MultiThreadedHttpConnectionManager
The main reason for using multiple theads in HttpClient is to allow the execution of multiple methods at once (Simultaniously downloading the latest builds of HttpClient and Tomcat for example). During execution each method uses an instance of an HttpConnection. Since connections can only be safely used from a single thread and method at a time and are a finite resource, we need to ensure that connections are properly allocated to the methods that require them. This job goes to the MultiThreadedHttpConnectionManager .

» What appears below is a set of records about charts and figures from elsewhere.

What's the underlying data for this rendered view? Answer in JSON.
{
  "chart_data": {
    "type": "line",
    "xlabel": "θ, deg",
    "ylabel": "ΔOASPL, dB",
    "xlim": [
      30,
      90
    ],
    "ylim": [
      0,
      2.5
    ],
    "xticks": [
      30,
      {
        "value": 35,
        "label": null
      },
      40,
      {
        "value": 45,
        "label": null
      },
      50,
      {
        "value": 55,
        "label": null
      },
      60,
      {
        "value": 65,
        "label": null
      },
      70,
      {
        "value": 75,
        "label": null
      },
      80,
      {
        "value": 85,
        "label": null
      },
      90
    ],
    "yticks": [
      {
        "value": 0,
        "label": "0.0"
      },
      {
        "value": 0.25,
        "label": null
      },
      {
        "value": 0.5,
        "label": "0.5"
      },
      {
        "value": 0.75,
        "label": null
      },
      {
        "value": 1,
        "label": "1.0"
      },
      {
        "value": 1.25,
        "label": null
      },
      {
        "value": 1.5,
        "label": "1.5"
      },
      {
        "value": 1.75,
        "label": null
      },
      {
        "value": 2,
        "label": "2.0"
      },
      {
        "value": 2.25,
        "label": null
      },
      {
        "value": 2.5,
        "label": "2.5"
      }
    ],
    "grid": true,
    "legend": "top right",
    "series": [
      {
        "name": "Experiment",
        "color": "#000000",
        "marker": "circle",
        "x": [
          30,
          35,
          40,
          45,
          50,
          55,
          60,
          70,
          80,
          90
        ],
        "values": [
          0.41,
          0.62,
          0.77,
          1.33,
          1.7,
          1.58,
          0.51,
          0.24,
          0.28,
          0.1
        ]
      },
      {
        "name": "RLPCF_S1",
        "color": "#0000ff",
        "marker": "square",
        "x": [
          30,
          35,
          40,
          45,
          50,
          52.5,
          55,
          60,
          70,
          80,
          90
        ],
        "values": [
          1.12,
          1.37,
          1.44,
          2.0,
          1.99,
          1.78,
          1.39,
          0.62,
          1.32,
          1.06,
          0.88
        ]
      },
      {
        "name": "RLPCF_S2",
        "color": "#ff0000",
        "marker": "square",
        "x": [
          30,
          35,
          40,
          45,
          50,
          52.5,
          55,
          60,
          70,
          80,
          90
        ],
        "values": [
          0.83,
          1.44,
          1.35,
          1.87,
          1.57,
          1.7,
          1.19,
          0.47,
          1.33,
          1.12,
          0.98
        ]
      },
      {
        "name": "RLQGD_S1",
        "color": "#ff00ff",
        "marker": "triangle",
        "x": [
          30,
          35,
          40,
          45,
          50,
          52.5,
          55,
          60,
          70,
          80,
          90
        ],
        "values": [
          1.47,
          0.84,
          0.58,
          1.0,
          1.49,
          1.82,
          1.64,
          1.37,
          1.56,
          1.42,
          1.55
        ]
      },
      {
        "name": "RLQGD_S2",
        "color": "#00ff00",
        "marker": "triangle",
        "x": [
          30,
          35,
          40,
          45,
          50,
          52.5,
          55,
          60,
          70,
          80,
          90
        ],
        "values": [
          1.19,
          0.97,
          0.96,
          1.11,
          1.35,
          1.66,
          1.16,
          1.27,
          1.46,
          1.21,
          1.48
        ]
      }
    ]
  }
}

To get started one must create an instance of the MultiThreadedHttpConnectionManager and give it to an HttpClient. This looks something like:
MultiThreadedHttpConnectionManager connectionManager =
new MultiThreadedHttpConnectionManager();
HttpClient client = new HttpClient(connectionManager);
This instance of HttpClient can now be used to execute multiple methods from multiple threads. Each subsequent call to HttpClient.executeMethod() will go to the connection manager and ask for an instance of HttpConnection. This connection will be checked out to the method and as a result it must also be returned. More on this below in Connection Release .
Options
The MultiThreadedHttpConnectionManager supports the following options:
connectionStaleCheckingEnabled | The connectionStaleCheckingEnabled flag to set on all created connections. This value should be left true except in special circumstances. Consult the HttpConnection docs for more detail. |
maxConnectionsPerHost | The maximum number of connections that will be created for any particular HostConfiguration. Defaults to 2. |
maxTotalConnections | The maximum number of active connections. Defaults to 20. |
In general the connection manager makes an attempt to reuse connections for a particular host while still allowing different connections to be used simultaneously. Connection are reclaimed using a least recently used approach.
Connection Release
One main side effect of connection management is that connections must be manually released when no longer used. This is due to the fact that HttpClient cannot determine when a method is no longer using its connection. This occurs because a method's response body is not read directly by HttpClient, but by the application using HttpClient. When the response is read it must obviously make use of the method's connection. Thus, a connection cannot be released from a method until the method's response body is read which is after HttpClient finishes executing the method. The application therefore must manually release the connection by calling releaseConnection() on the method after the response body has been read. To safely ensure connection release HttpClient should be used in the following manner:
MultiThreadedHttpConnectionManager connectionManager =
new MultiThreadedHttpConnectionManager();
HttpClient client = new HttpClient(connectionManager);
...
// and then from inside some thread executing a method
GetMethod get = new GetMethod("http://httpcomponents.apache.org/");
try {
client.executeMethod(get);
// print response to stdout
System.out.println(get.getResponseBodyAsStream());
} finally {
// be sure the connection is released back to the connection
// manager
get.releaseConnection();
}
Particularly, notice that the connection is released regardless of what the result of executing the method was or whether or not an exception was thrown. For every call to HttpClient.executeMethod there must be a matching call to method.releaseConnection().
那为什么我原来写多线程不会出现这个问题呢?
原来原有的代码在每一个线程中定义了一个httpclient对象。
而这次在子线程中继续开多个子线程时,却没有为每个子线程分配一个httpclient对象,
而是让他们共享一个httpclient对象,自然,大家不够用了,闹矛盾了,读完就把连接给关了,
当然别人就读不到了,那也就出错喽。